Asumangs Dokus folgen konzeptuell und inhaltlich der Hufeisentheorie
Durch die vermeintlich harmlose Art des Nachfragens entwickeln die verschiedenen Folgen über Strecken einen gewissen RTL2-Charakter: Bürgerliche Zuschauer*innen dürfen sich über Protagonisten wie »Toni, der Assi«, einen menschenfeindlichen Rapper, kopfschüttelnd freuen. Die Zielgruppe der Dokus kann sich rückversichern, dass sie selbst weiß, dass man transgeschlechtliche Menschen nicht mit einem Maschinengewehr erschießen sollte. Dass Transfeindlichkeit momentan ein zentraler Teil erfolgreicher rechter, antifeministischer Mobilisierung ist, bleibt außen vor. Da hilft es auch nicht, dass Asumang an einer Stelle erwähnt, dass Queerfeindlichkeit auch in der Mitte der Gesellschaft »vorkommt«.
Das latente Gefühl unangenehmer Fremdscham löst sich an den Stellen auf, an denen man anfängt, sich offensiv zu ärgern. Zum Beispiel, wenn Asumang Geschichten und Aufnahmen von Gewalt gegen transgeschlechtliche Frauen benutzt, um eine dramatische Opfererzählung für ihr Publikum zu inszenieren. Man fragt sich, welche Szene schlimmer ist: Die, wo Asumang betroffen auf einer Wiese sitzt und aus dem Off ein (ausgedachter) Abschiedsbrief von Ella Nik Bayan vorgelesen wird. Bayan, eine transgeschlechtliche Frau aus Iran, hatte sich im September 2021 auf dem Alexanderplatz selbst verbrannt. Asumang antwortet auf Bayans vermeintliche Worte mit Dingen wie »Komm her« und nickt verständnisvoll. Ja, das alles ist mit dramatischer Musik unterlegt. Oder ist die darauf folgende Szene schrecklicher, in der Asumang Toni, dem Assi, Bilder von Ella zeigt und beide darüber sprechen, dass sie eigentlich wie eine hübsche, lebensfrohe Frau aussehe.

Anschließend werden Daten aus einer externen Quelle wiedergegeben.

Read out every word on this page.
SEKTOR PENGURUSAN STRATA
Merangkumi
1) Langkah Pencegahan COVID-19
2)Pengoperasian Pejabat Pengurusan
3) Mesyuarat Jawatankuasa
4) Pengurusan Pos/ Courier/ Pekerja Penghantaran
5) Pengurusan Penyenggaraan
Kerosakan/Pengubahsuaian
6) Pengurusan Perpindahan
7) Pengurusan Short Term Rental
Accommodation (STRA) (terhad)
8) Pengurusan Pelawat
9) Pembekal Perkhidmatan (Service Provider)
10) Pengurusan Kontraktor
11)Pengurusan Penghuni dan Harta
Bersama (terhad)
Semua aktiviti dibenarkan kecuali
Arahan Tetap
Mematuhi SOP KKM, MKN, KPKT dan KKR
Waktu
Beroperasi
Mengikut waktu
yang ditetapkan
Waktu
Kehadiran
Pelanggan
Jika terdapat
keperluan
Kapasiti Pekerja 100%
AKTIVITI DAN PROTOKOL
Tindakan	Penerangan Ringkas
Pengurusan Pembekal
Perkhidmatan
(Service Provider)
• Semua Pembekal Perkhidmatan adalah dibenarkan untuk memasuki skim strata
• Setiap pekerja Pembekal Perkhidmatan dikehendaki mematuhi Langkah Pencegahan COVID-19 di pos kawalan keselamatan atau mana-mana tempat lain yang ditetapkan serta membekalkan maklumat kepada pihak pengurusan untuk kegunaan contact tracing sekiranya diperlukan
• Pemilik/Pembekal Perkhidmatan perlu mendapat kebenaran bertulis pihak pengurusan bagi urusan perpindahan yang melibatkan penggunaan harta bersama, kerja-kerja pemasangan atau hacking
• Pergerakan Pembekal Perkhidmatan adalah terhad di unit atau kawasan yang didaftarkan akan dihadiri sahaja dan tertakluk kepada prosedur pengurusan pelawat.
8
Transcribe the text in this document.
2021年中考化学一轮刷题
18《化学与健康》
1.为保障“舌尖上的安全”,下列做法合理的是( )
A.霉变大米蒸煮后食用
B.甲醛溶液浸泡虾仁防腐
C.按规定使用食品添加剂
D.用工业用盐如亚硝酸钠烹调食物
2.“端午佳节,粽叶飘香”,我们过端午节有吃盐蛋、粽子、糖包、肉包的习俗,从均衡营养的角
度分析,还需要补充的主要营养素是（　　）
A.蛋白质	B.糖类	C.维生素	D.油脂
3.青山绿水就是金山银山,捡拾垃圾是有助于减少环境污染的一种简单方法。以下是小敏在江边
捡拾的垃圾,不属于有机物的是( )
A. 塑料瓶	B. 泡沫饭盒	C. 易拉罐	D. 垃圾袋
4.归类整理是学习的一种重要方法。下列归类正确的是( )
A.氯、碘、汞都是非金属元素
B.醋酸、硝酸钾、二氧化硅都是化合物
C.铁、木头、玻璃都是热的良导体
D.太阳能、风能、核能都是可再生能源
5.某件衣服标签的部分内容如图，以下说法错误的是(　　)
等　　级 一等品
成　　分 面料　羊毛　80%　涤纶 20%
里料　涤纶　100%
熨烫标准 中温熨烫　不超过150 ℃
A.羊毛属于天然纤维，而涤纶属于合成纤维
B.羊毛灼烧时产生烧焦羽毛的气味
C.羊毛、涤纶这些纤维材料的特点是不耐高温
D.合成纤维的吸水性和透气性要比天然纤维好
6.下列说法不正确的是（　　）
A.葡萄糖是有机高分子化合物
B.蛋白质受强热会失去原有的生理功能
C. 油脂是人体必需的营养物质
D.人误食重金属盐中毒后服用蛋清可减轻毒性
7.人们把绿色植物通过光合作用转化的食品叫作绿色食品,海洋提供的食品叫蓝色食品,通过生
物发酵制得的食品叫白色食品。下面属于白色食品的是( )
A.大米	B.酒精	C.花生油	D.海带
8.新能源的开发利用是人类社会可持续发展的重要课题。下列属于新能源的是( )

Das ist so grauenhaft, da ist es fast schon Nebensache, dass Geschlechtsidentität und sexuelle Orientierung von fast allen Sprechenden wie gewohnt wild durcheinander geworfen werden und es eigentlich fast ausschließlich um schwule Männer und transgeschlechtliche Frauen geht. Transgeschlechtliche Frauen sprechen auch bei Asumang nicht für sich selbst, sondern bekommen wie üblich nur als Leichen, als Opfer, eine Bühne.
Die weinende Mutter, die darüber spricht, wie belastend es war und ist, ein nicht-binäres Kind zu haben, darf natürlich auch nicht fehlen. Bilder von feiernden Queers auf dem CSD und in einem Club runden den Leckerbissen für die bürgerlichen Sehgewohnheiten des 3sat-Publikums ab.
Zusammengenommen ist die Dokureihe das groteske Zeugnis eines linksliberalen Betrachtungsversuchs der gesellschaftlichen Spaltung. Das ist an Stellen zwar unterhaltsam, im Fall der Folge zu Queerfeindlichkeit allerdings kaum erträglich anzuschauen.
Vier der insgesamt sechs Folgen der Dokureihe sind online in der 3sat-Mediathek zu sehen.